To test the dynamic of this relation, we conducted regression analysis to identify the variable with the most impact on a higher CD14+TLR2+ subset increase in circulation. The only independent explanatory variable for CD14+TLR2+ circulatory levels was the level of plasma triglyceride. Plasma triacylglycerols have long been associated with CVD and other cardiometabolic conditions42. In a study conducted by Castrillo et al., it was demonstrated that TLR activation suppresses liver X receptor (LXR) activity on its target genes43. LXRs are major transcription factors essential for cholesterol homeostasis and lipogenesis; it was demonstrated by several research groups that the upregulation of LXRα plays a critical function in triglyceride accumulation44,45,46. Regardless, whether monocytic TLR2 expression has any influence on LXRα activation remains controversial without proper mechanistic investigation, as it falls outside the scope of this presented work.
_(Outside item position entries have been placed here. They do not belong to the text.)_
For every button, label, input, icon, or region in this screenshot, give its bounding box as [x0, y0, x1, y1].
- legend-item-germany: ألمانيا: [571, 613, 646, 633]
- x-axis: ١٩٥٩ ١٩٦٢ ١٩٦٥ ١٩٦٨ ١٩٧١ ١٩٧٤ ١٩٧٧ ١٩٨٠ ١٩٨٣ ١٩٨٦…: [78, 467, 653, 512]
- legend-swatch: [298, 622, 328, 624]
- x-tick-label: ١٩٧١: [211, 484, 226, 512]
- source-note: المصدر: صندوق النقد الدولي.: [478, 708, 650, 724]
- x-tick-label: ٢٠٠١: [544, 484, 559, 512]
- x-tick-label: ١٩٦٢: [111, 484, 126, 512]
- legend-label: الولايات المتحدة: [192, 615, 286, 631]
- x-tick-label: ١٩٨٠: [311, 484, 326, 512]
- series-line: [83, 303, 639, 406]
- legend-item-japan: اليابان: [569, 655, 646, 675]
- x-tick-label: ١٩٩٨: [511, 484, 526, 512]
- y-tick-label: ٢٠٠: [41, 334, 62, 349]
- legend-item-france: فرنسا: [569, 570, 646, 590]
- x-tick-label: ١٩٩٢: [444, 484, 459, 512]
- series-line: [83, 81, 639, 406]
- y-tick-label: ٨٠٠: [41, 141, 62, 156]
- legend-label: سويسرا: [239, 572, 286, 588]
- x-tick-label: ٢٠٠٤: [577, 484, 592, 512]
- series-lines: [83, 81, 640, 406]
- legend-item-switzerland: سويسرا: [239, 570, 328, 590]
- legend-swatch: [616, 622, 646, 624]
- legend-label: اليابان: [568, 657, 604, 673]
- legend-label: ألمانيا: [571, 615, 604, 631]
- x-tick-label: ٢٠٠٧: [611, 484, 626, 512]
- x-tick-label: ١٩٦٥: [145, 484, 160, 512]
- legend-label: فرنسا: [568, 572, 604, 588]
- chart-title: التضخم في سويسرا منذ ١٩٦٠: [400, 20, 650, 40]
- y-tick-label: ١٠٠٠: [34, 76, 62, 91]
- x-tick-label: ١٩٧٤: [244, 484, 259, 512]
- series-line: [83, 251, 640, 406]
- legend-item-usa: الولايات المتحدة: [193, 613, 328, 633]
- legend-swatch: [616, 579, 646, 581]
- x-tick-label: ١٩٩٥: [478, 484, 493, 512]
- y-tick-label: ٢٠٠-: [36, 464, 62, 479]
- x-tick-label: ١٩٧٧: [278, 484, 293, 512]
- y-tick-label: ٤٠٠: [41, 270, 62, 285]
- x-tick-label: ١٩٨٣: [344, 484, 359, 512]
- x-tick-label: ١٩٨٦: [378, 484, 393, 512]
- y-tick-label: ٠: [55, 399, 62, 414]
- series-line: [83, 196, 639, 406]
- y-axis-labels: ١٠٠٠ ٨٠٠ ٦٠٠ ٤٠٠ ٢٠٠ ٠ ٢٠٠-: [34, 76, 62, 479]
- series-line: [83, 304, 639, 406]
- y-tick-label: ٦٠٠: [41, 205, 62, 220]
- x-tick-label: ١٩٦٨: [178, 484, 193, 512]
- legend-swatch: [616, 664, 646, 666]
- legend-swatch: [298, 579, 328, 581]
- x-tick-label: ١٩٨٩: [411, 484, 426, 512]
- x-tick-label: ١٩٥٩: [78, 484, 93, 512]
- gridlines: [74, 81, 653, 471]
All in all, it is important to acknowledge certain limitations of our study. Although we had a sample of participants that were matched for their age, weight, and calorie intake, the sample size of 69 individuals remains relatively small. A larger sample size could provide more statistical power and enhance the generalizability of our findings. We also relied on a cross-sectional design, which limits the ability to establish causal relationships. Longitudinal studies with repeated measurements would be beneficial in understanding the temporal relationship between the intensity level of PA, circulatory TLR2 expression, and the associated cardiovascular parameters. We also relied on self-reported dietary logs. Even though collected data were carefully analyzed for dietary content and components, self-reported diaries are usually subject to recall bias or inaccuracies, which might mask the effect of diet on our measured parameters.

Regardless of these limitations, our study has yielded significant findings regarding the association between the intensity of PA, circulatory TLR2 expression, and cardiovascular blood markers. Not only does our finding solidify the protective role of physical activity in cardiovascular health in lean individuals, but it also provides a novel therapeutic target through the modulation of TLR2. Further research could explore the mechanistic pathways underlying this association, such as the impact of TLR2 activation on triglyceride levels and whether interventions targeting TLR2 signaling could have therapeutic implications for managing dyslipidemia. In conclusion, the presented work introduced the benefits of maintaining a physically active lifestyle. The findings from the presented data provide additional insight on how MVPA might influence monocytic expression of TLR2 and how this upregulation is associated with favorable outcomes, especially in cardiovascular health.